Spotlight from JADPRO Live 2023

New Drug Updates in Hematologic Malignancies & Patient Perspectives on Returning to Cancer Care in a PostCOVID Environment

Ann McNeill, RN, NP, MSN, APN, of the John Theurer Cancer Center at Hackensack University Medical Center, discusses the advancements in ADC, BTKi, and bispecific antibodies drugs for R/R MM, lymphoma and AML. She also reviews the challenges faced by patients with cancer during the COVID-19 pandemic. Insights from these patients can help advanced practitioners better understand the hurdles to accessing cancer care in the post-pandemic healthcare environment in which inequalities and vulnerabilities remain (Abstract JL1112P).

Transcript

Ann McNeill:

I just came from a presentation entitled “New Drug Updates in Hematologic Malignancies,” and this was a very impressive lecture talking about the recent advancements in drugs for relapsed/refractory multiple myeloma, for lymphoma, and also AML that led to FDA approvals of agents that really have improved outcomes for these patients. Some of the new drugs included antibody drug conjugates, BTK inhibitors, and the T-cell engaging by specific antibodies as well as other targeted agents. Again, these medications have really improved outcomes in our patients, improved overall response rates in a very challenging patient population. I'd like to focus on myeloma first and talk about teclistamab, which is a bispecific antibody. It is a CD3 and BCMA bispecific antibody, which means it brings in that immune effector cell on…the CD3 on the T-cell, the immune effector cell, in close proximity to the tumor cell, which is the BCMA on the myeloma cell.

By bringing them into close proximity, we have the release of pro-inflammatory cytokines, which eventually leads to tumor lysis, and that's the goal is to kill the malignant tumor cells. Bispecific antibodies are also approved in leukemia and lymphoma. Teclistamab has been the one that's been around in myeloma for the longest time. It was approved about a year ago, in October of 2022. The newest agents have been approved in the summer of 2023, elranatamab and talquetamab. Elranatamab is also a CD3 BCMA bispecific antibody. Talquetamab is a little bit different. It also brings in the immune effector cell, the CD3 T-cell, but it targets the GPRC5D on the myeloma cell, which is a different target. I think it's really important, and the lecture brought this out, that these are a very unique class of medications that can cause side effects that we're not too familiar with in frontline therapy for these blood cancers.

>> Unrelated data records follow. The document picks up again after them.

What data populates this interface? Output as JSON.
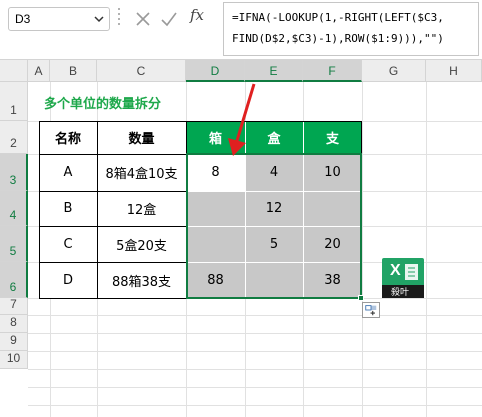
{
  "formula_bar": {
    "name_box": "D3",
    "cancel_icon": "x-icon",
    "enter_icon": "check-icon",
    "fx_label": "fx",
    "formula_line1": "=IFNA(-LOOKUP(1,-RIGHT(LEFT($C3,",
    "formula_line2": "FIND(D$2,$C3)-1),ROW($1:9))),\"\")"
  },
  "columns": [
    "A",
    "B",
    "C",
    "D",
    "E",
    "F",
    "G",
    "H"
  ],
  "rows": [
    "1",
    "2",
    "3",
    "4",
    "5",
    "6",
    "7",
    "8",
    "9",
    "10"
  ],
  "sheet_title": "多个单位的数量拆分",
  "table": {
    "headers": [
      "名称",
      "数量",
      "箱",
      "盒",
      "支"
    ],
    "rows": [
      {
        "name": "A",
        "qty": "8箱4盒10支",
        "xiang": "8",
        "he": "4",
        "zhi": "10"
      },
      {
        "name": "B",
        "qty": "12盒",
        "xiang": "",
        "he": "12",
        "zhi": ""
      },
      {
        "name": "C",
        "qty": "5盒20支",
        "xiang": "",
        "he": "5",
        "zhi": "20"
      },
      {
        "name": "D",
        "qty": "88箱38支",
        "xiang": "88",
        "he": "",
        "zhi": "38"
      }
    ]
  },
  "logo": {
    "letter": "X",
    "text": "殺叶"
  },
  "colors": {
    "green": "#00a651",
    "title_green": "#1ea84b",
    "selection": "#107c41",
    "grey": "#c8c8c8",
    "arrow": "#e02020"
  }
}
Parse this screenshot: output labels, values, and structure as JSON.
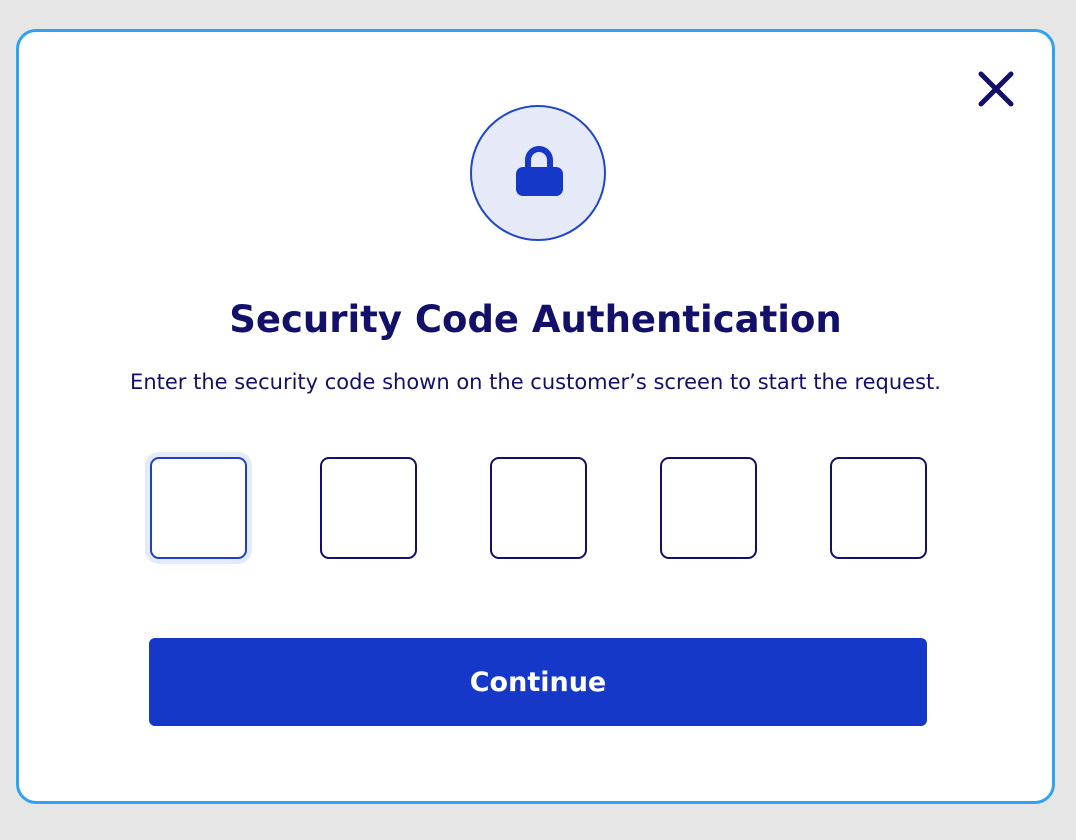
{
  "dialog": {
    "title": "Security Code Authentication",
    "subtitle": "Enter the security code shown on the customer’s screen to start the request.",
    "close_icon": "close-icon",
    "lock_icon": "lock-icon",
    "code_inputs": [
      {
        "value": "",
        "focused": true
      },
      {
        "value": "",
        "focused": false
      },
      {
        "value": "",
        "focused": false
      },
      {
        "value": "",
        "focused": false
      },
      {
        "value": "",
        "focused": false
      }
    ],
    "continue_label": "Continue"
  },
  "colors": {
    "accent": "#1538c8",
    "text": "#13106a",
    "border": "#2ea3f2",
    "lock_bg": "#e6e9f8"
  }
}
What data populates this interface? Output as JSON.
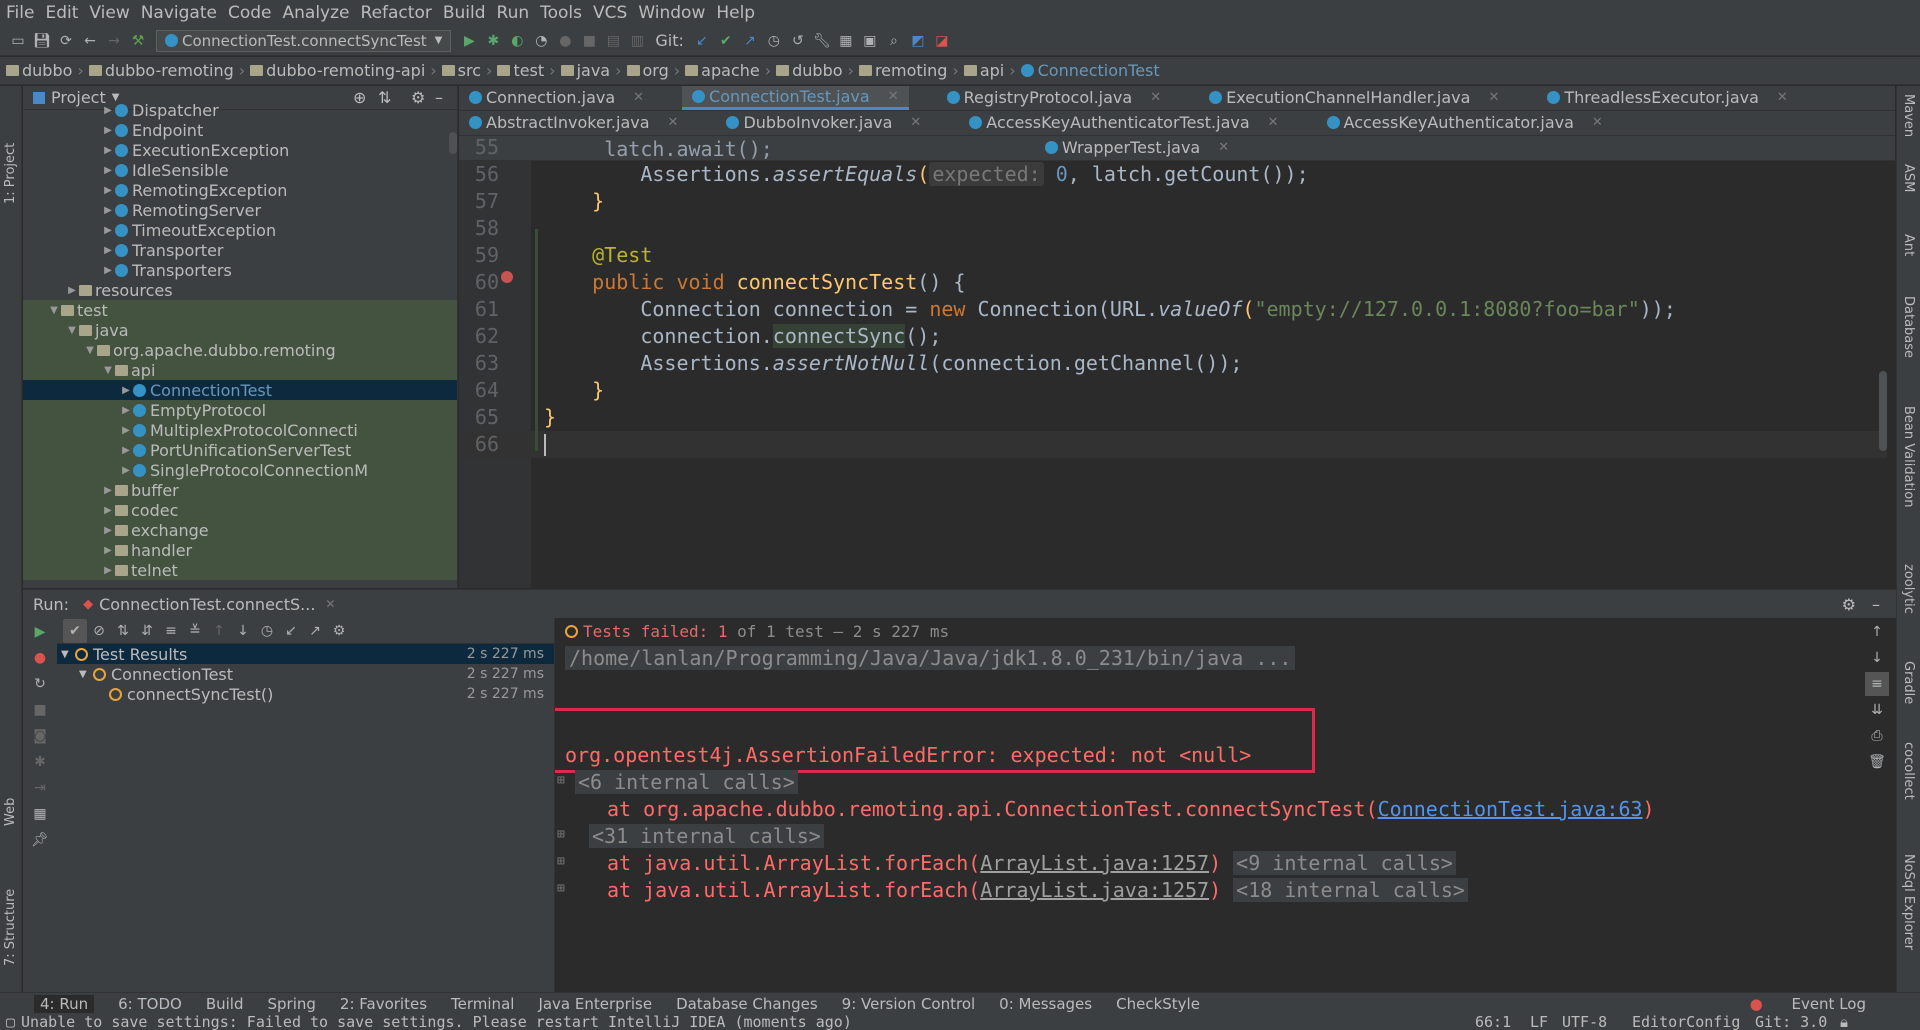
{
  "menu": [
    "File",
    "Edit",
    "View",
    "Navigate",
    "Code",
    "Analyze",
    "Refactor",
    "Build",
    "Run",
    "Tools",
    "VCS",
    "Window",
    "Help"
  ],
  "toolbar": {
    "run_config": "ConnectionTest.connectSyncTest",
    "git_label": "Git:"
  },
  "breadcrumbs": [
    "dubbo",
    "dubbo-remoting",
    "dubbo-remoting-api",
    "src",
    "test",
    "java",
    "org",
    "apache",
    "dubbo",
    "remoting",
    "api",
    "ConnectionTest"
  ],
  "project": {
    "title": "Project",
    "tree": [
      {
        "label": "Dispatcher",
        "type": "class"
      },
      {
        "label": "Endpoint",
        "type": "class"
      },
      {
        "label": "ExecutionException",
        "type": "class"
      },
      {
        "label": "IdleSensible",
        "type": "class"
      },
      {
        "label": "RemotingException",
        "type": "class"
      },
      {
        "label": "RemotingServer",
        "type": "class"
      },
      {
        "label": "TimeoutException",
        "type": "class"
      },
      {
        "label": "Transporter",
        "type": "class"
      },
      {
        "label": "Transporters",
        "type": "class"
      },
      {
        "label": "resources",
        "type": "folder"
      },
      {
        "label": "test",
        "type": "folder"
      },
      {
        "label": "java",
        "type": "folder"
      },
      {
        "label": "org.apache.dubbo.remoting",
        "type": "folder"
      },
      {
        "label": "api",
        "type": "folder"
      },
      {
        "label": "ConnectionTest",
        "type": "class"
      },
      {
        "label": "EmptyProtocol",
        "type": "class"
      },
      {
        "label": "MultiplexProtocolConnecti",
        "type": "class"
      },
      {
        "label": "PortUnificationServerTest",
        "type": "class"
      },
      {
        "label": "SingleProtocolConnectionM",
        "type": "class"
      },
      {
        "label": "buffer",
        "type": "folder"
      },
      {
        "label": "codec",
        "type": "folder"
      },
      {
        "label": "exchange",
        "type": "folder"
      },
      {
        "label": "handler",
        "type": "folder"
      },
      {
        "label": "telnet",
        "type": "folder"
      }
    ]
  },
  "editor_tabs": {
    "row1": [
      "Connection.java",
      "ConnectionTest.java",
      "RegistryProtocol.java",
      "ExecutionChannelHandler.java",
      "ThreadlessExecutor.java"
    ],
    "row2": [
      "AbstractInvoker.java",
      "DubboInvoker.java",
      "AccessKeyAuthenticatorTest.java",
      "AccessKeyAuthenticator.java"
    ],
    "row3": [
      "WrapperTest.java"
    ],
    "active": "ConnectionTest.java"
  },
  "code": {
    "line_numbers": [
      "55",
      "56",
      "57",
      "58",
      "59",
      "60",
      "61",
      "62",
      "63",
      "64",
      "65",
      "66"
    ],
    "l55": "latch.await();",
    "l56_a": "Assertions.",
    "l56_b": "assertEquals",
    "l56_hint": "expected:",
    "l56_c": "0",
    "l56_d": ", latch.getCount());",
    "l57": "}",
    "l59": "@Test",
    "l60_kw": "public void ",
    "l60_fn": "connectSyncTest",
    "l60_rest": "() {",
    "l61_a": "Connection connection = ",
    "l61_kw": "new ",
    "l61_b": "Connection(URL.",
    "l61_c": "valueOf",
    "l61_str": "\"empty://127.0.0.1:8080?foo=bar\"",
    "l61_d": "));",
    "l62_a": "connection.",
    "l62_b": "connectSync",
    "l62_c": "();",
    "l63_a": "Assertions.",
    "l63_b": "assertNotNull",
    "l63_c": "(connection.getChannel());",
    "l64": "}",
    "l65": "}"
  },
  "run": {
    "label": "Run:",
    "tab": "ConnectionTest.connectS...",
    "status_failed": "Tests failed:",
    "status_count": "1",
    "status_rest": "of 1 test – 2 s 227 ms",
    "results": [
      {
        "label": "Test Results",
        "time": "2 s 227 ms"
      },
      {
        "label": "ConnectionTest",
        "time": "2 s 227 ms"
      },
      {
        "label": "connectSyncTest()",
        "time": "2 s 227 ms"
      }
    ],
    "console": {
      "cmd": "/home/lanlan/Programming/Java/Java/jdk1.8.0_231/bin/java ...",
      "error": "org.opentest4j.AssertionFailedError: expected: not <null>",
      "internal6": "<6 internal calls>",
      "at1_pre": "at org.apache.dubbo.remoting.api.ConnectionTest.connectSyncTest(",
      "at1_link": "ConnectionTest.java:63",
      "at1_post": ")",
      "internal31": "<31 internal calls>",
      "at2_pre": "at java.util.ArrayList.forEach(",
      "at2_link": "ArrayList.java:1257",
      "at2_post": ")",
      "internal9": "<9 internal calls>",
      "at3_pre": "at java.util.ArrayList.forEach(",
      "at3_link": "ArrayList.java:1257",
      "at3_post": ")",
      "internal18": "<18 internal calls>"
    }
  },
  "left_tools": [
    "1: Project",
    "Web",
    "7: Structure"
  ],
  "right_tools": [
    "Maven",
    "ASM",
    "Ant",
    "Database",
    "Bean Validation",
    "zoolytic",
    "Gradle",
    "cocollect",
    "NoSql Explorer"
  ],
  "bottom_tools": [
    "4: Run",
    "6: TODO",
    "Build",
    "Spring",
    "2: Favorites",
    "Terminal",
    "Java Enterprise",
    "Database Changes",
    "9: Version Control",
    "0: Messages",
    "CheckStyle"
  ],
  "event_log": "Event Log",
  "status": {
    "message": "Unable to save settings: Failed to save settings. Please restart IntelliJ IDEA (moments ago)",
    "position": "66:1",
    "line_sep": "LF",
    "encoding": "UTF-8",
    "editor_config": "EditorConfig",
    "git": "Git: 3.0"
  }
}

We don't really see CRS or ICANS in induction therapy for myeloma, or even in first-line for lymphoma and leukemia either. So it's a very important education piece for nurses, for patients, for caregivers. CRS is a potentially life-threatening toxicity of these agents, I want to say the immune system goes into overdrive. So you have a very profound immune system reaction, based on the mechanism of action of these drugs. So I think we need to focus on how to identify this syndrome, how to manage it, and to tell patients what to report and why. ICANS is another side effect that is very serious. It's the immune effector cell associated neurotoxicity. So again, educating our nurses and our patients and caregivers about what to potentially expect when they get this new class of agents is critical. In the area of lymphoma, specifically DLBCL, we have epcoritamab, which is also a bispecific antibody targeting CD3 and CD20.

So what I want to point out is not just the new different side effects like CRS and ICANS, but we also have to be mindful that many of these drugs require inpatient dosing for the ramp up dosing for these drugs. So it requires a hospitalization for a part or all of the ramp-up dosing for these patients. So again, new education for nurses, inpatient dosing, CRS and ICANS. Also, the increased risk of infection is something we have to be very mindful of. Patients need to be on prophylactic antimicrobials. We may need to use IVIG, but again, the risk of infection. Anytime you take an immune effector cell and retarget it or redirect it, the risk of infection is higher.

During the conference, I was happy to see a poster that I was interested in, “Patient Perspectives on Returning to Cancer Care in a Post-COVID Environment.” Nice summary of whether patients felt comfortable or not going back to the cancer center and seeking care for their cancer. So fortunately, only 8% did not seek care for their cancer in the past 12 months, and we're thinking in this post-COVID environment, that's fairly good. I think that cost, as in this poster cost, was the primary reason that people did not go back to get their cancer care, 57%. Unfortunately, there's a big racial disparity, and I think for nurses and APPs, I think it's important to remember that we have to use all our resources to help get patients' financial assistance to help them get their appropriate cancer care.